Translation or adapatation into Tamil is as ancient as Perunkathai. Century after century, gifted authors have sought to augment their creative powers with translations or transcreations. In the process they have left behind classics touched by their exceptional originality. The activity began to centre upon prose fiction in the 20th century. Bengali and Marathi novels found a ready audience while short fiction from abroad gained a dizzying popularity. It was, of course, d
ifficult when adaptations became a way of writing. The original moved far away from our view. No matter. At this distance of time, all we need to remember is that these writers who took to translations and adaptations of short stories in a big way were not suffering from any creative block but were genuinely interested in bringing the resources available in the West to the Tamil reader. Putumaippittan was certainly among the best of this kind.
Wide reading
The missionary zeal with which A. R. Venkatachalapathy has been working on a “critical, variorum edition of the complete works of Putumaippittan” has now reached the third volume. The compilation stands witness to the wide reading of Putumaippittan. A study of guilt in “Roger Malvin’s Burial” by Nathaniel Hawthorne; R.L.Stevenson’s Markheim who confesses to his crime thanks to his hatred of evil; the terrifying tale of Poe, “The Cask of Amontillado”; and Bret Harte’s immortal “Mliss” with a few clippings here and there. They are all direct imports from English which, of course, Putumaipittan knew very well. The other stories necessarily suffer a double-translation. Putumaippittan’s exceptional felicity with Tamil, however, carries the day. So we have the alarmingly childlike “A Little Fable” of Franz Kafka and Maupassant’s “The Mad Woman” with its concluding sentence: “I only pray that our sons may never see any wars again.” We have no idea of some of the original authors and this can be left safely in the hands of future researchers.
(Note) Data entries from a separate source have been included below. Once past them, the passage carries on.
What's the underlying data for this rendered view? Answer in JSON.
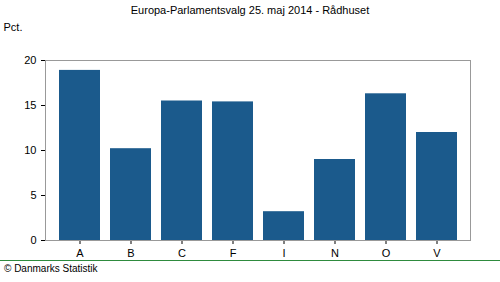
{
  "chart_data": {
    "type": "bar",
    "title": "Europa-Parlamentsvalg 25. maj 2014 - Rådhuset",
    "y_label": "Pct.",
    "caption": "© Danmarks Statistik",
    "categories": [
      "A",
      "B",
      "C",
      "F",
      "I",
      "N",
      "O",
      "V"
    ],
    "values": [
      18.9,
      10.2,
      15.5,
      15.4,
      3.2,
      9.0,
      16.3,
      12.0
    ],
    "color": "#1b5a8c",
    "ylim": [
      0,
      20
    ],
    "yticks": [
      0,
      5,
      10,
      15,
      20
    ],
    "grid": false
  }
}
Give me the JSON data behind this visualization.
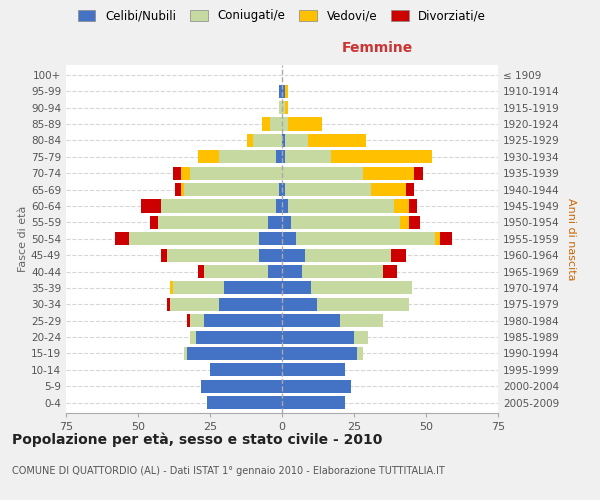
{
  "age_groups": [
    "0-4",
    "5-9",
    "10-14",
    "15-19",
    "20-24",
    "25-29",
    "30-34",
    "35-39",
    "40-44",
    "45-49",
    "50-54",
    "55-59",
    "60-64",
    "65-69",
    "70-74",
    "75-79",
    "80-84",
    "85-89",
    "90-94",
    "95-99",
    "100+"
  ],
  "birth_years": [
    "2005-2009",
    "2000-2004",
    "1995-1999",
    "1990-1994",
    "1985-1989",
    "1980-1984",
    "1975-1979",
    "1970-1974",
    "1965-1969",
    "1960-1964",
    "1955-1959",
    "1950-1954",
    "1945-1949",
    "1940-1944",
    "1935-1939",
    "1930-1934",
    "1925-1929",
    "1920-1924",
    "1915-1919",
    "1910-1914",
    "≤ 1909"
  ],
  "males": {
    "celibi": [
      26,
      28,
      25,
      33,
      30,
      27,
      22,
      20,
      5,
      8,
      8,
      5,
      2,
      1,
      0,
      2,
      0,
      0,
      0,
      1,
      0
    ],
    "coniugati": [
      0,
      0,
      0,
      1,
      2,
      5,
      17,
      18,
      22,
      32,
      45,
      38,
      40,
      33,
      32,
      20,
      10,
      4,
      1,
      0,
      0
    ],
    "vedovi": [
      0,
      0,
      0,
      0,
      0,
      0,
      0,
      1,
      0,
      0,
      0,
      0,
      0,
      1,
      3,
      7,
      2,
      3,
      0,
      0,
      0
    ],
    "divorziati": [
      0,
      0,
      0,
      0,
      0,
      1,
      1,
      0,
      2,
      2,
      5,
      3,
      7,
      2,
      3,
      0,
      0,
      0,
      0,
      0,
      0
    ]
  },
  "females": {
    "nubili": [
      22,
      24,
      22,
      26,
      25,
      20,
      12,
      10,
      7,
      8,
      5,
      3,
      2,
      1,
      0,
      1,
      1,
      0,
      0,
      1,
      0
    ],
    "coniugate": [
      0,
      0,
      0,
      2,
      5,
      15,
      32,
      35,
      28,
      30,
      48,
      38,
      37,
      30,
      28,
      16,
      8,
      2,
      1,
      0,
      0
    ],
    "vedove": [
      0,
      0,
      0,
      0,
      0,
      0,
      0,
      0,
      0,
      0,
      2,
      3,
      5,
      12,
      18,
      35,
      20,
      12,
      1,
      1,
      0
    ],
    "divorziate": [
      0,
      0,
      0,
      0,
      0,
      0,
      0,
      0,
      5,
      5,
      4,
      4,
      3,
      3,
      3,
      0,
      0,
      0,
      0,
      0,
      0
    ]
  },
  "colors": {
    "celibi": "#4472c4",
    "coniugati": "#c5d9a0",
    "vedovi": "#ffc000",
    "divorziati": "#cc0000"
  },
  "legend_labels": [
    "Celibi/Nubili",
    "Coniugati/e",
    "Vedovi/e",
    "Divorziati/e"
  ],
  "title": "Popolazione per età, sesso e stato civile - 2010",
  "subtitle": "COMUNE DI QUATTORDIO (AL) - Dati ISTAT 1° gennaio 2010 - Elaborazione TUTTITALIA.IT",
  "xlabel_right": "Femmine",
  "ylabel_left": "Fasce di età",
  "ylabel_right": "Anni di nascita",
  "xlim": 75,
  "bg_color": "#f0f0f0",
  "plot_bg": "#ffffff",
  "grid_color": "#cccccc"
}
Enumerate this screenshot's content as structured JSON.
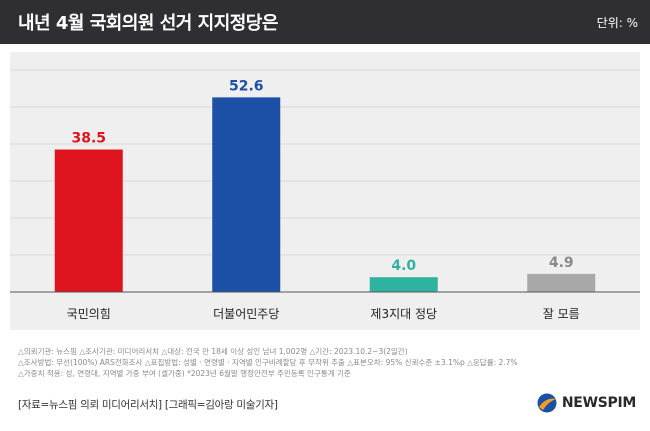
{
  "header": {
    "title": "내년 4월 국회의원 선거 지지정당은",
    "unit": "단위: %"
  },
  "chart_data": {
    "type": "bar",
    "title": "내년 4월 국회의원 선거 지지정당은",
    "unit": "%",
    "categories": [
      "국민의힘",
      "더불어민주당",
      "제3지대 정당",
      "잘 모름"
    ],
    "values": [
      38.5,
      52.6,
      4.0,
      4.9
    ],
    "value_labels": [
      "38.5",
      "52.6",
      "4.0",
      "4.9"
    ],
    "colors": [
      "#e0141f",
      "#1c4fa6",
      "#2eb3a0",
      "#a8a8a8"
    ],
    "label_colors": [
      "#e0141f",
      "#1c4fa6",
      "#2eb3a0",
      "#8a8a8a"
    ],
    "ylim": [
      0,
      60
    ],
    "grid": true
  },
  "notes": [
    "△의뢰기관: 뉴스핌 △조사기관: 미디어리서치 △대상: 전국 만 18세 이상 성인 남녀 1,002명 △기간: 2023.10.2~3(2일간)",
    "△조사방법: 무선(100%) ARS전화조사 △표집방법: 성별 · 연령별 · 지역별 인구비례할당 후 무작위 추출 △표본오차: 95% 신뢰수준 ±3.1%p △응답률: 2.7%",
    "△가중치 적용: 성, 연령대, 지역별 가중 부여 (셀가중) *2023년 6월말 행정안전부 주민등록 인구통계 기준"
  ],
  "credit": "[자료=뉴스핌 의뢰 미디어리서치] [그래픽=김아랑 미술기자]",
  "logo": {
    "text": "NEWSPIM",
    "icon": "newspim-logo-icon"
  }
}
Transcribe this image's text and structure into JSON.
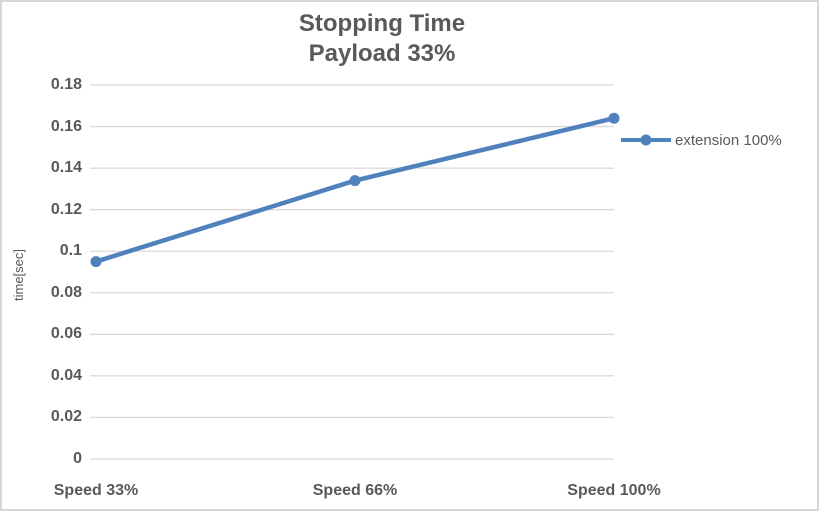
{
  "chart_data": {
    "type": "line",
    "title": "Stopping Time",
    "subtitle": "Payload 33%",
    "ylabel": "time[sec]",
    "xlabel": "",
    "categories": [
      "Speed 33%",
      "Speed 66%",
      "Speed 100%"
    ],
    "series": [
      {
        "name": "extension 100%",
        "values": [
          0.095,
          0.134,
          0.164
        ]
      }
    ],
    "ylim": [
      0,
      0.18
    ],
    "y_ticks": [
      0,
      0.02,
      0.04,
      0.06,
      0.08,
      0.1,
      0.12,
      0.14,
      0.16,
      0.18
    ],
    "grid": true,
    "legend_position": "right",
    "colors": {
      "series": "#4F81BD",
      "text": "#595959",
      "gridline": "#D9D9D9",
      "border": "#D7D7D7"
    }
  }
}
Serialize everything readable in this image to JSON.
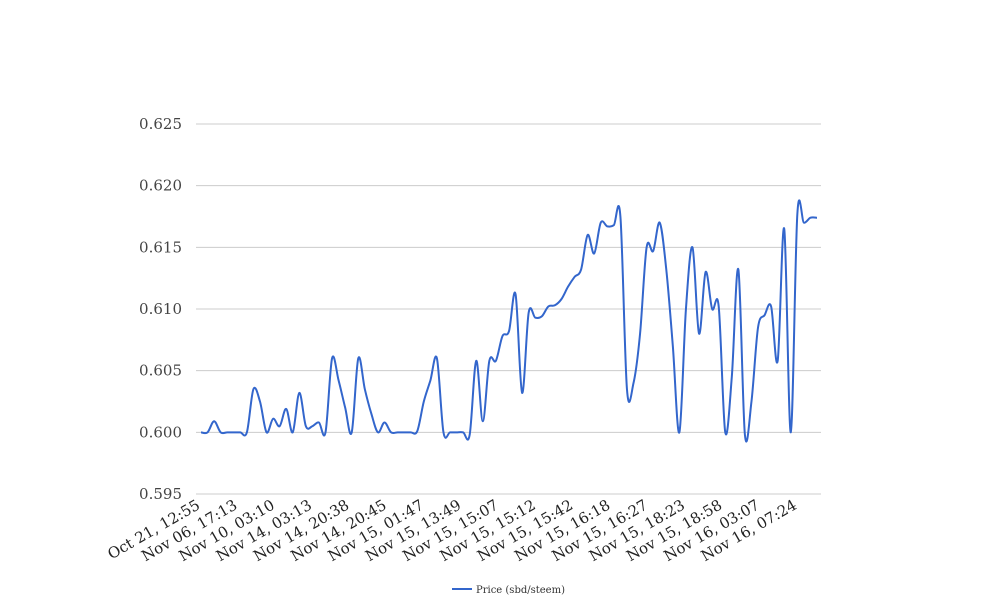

Meanwhile, in Putumaipittan Mozhipeyarppukal three plays of Shakespeare and one each from Moliere and Henrik Ibsen are retold with verve. The sheer horror of the Creature created by the scientist Victor Frankenstein in Mary Shelley’s gothic tale and the malbowges of prostitution in Alexander Kuprin’s Yama (The Pit) come through well, for the translator has understood the terror and pity of it all. There is neither any word-for-word verbiage, nor loss of the original drive and mood. For instance, the last words of the Creature in Frankenstein are effectively brought out in fewer words by the choice usage of “uttara duruvam” and “thee-kulithu” which explain everything to the Tamil audience. There lay the genius of the translator.
This sumptuous volume also contains some of his adaptations. It is a matter for some reflection that Putumaippittan had a penchant for creepy tales, paranormal occurrences and the nature of evil. It is a pity that even as he was scaling the heights of creativity by wandering in the subterranean passages of crime and punishment, he passed away at a young age, yet another “inheritor of unfulfilled renown.”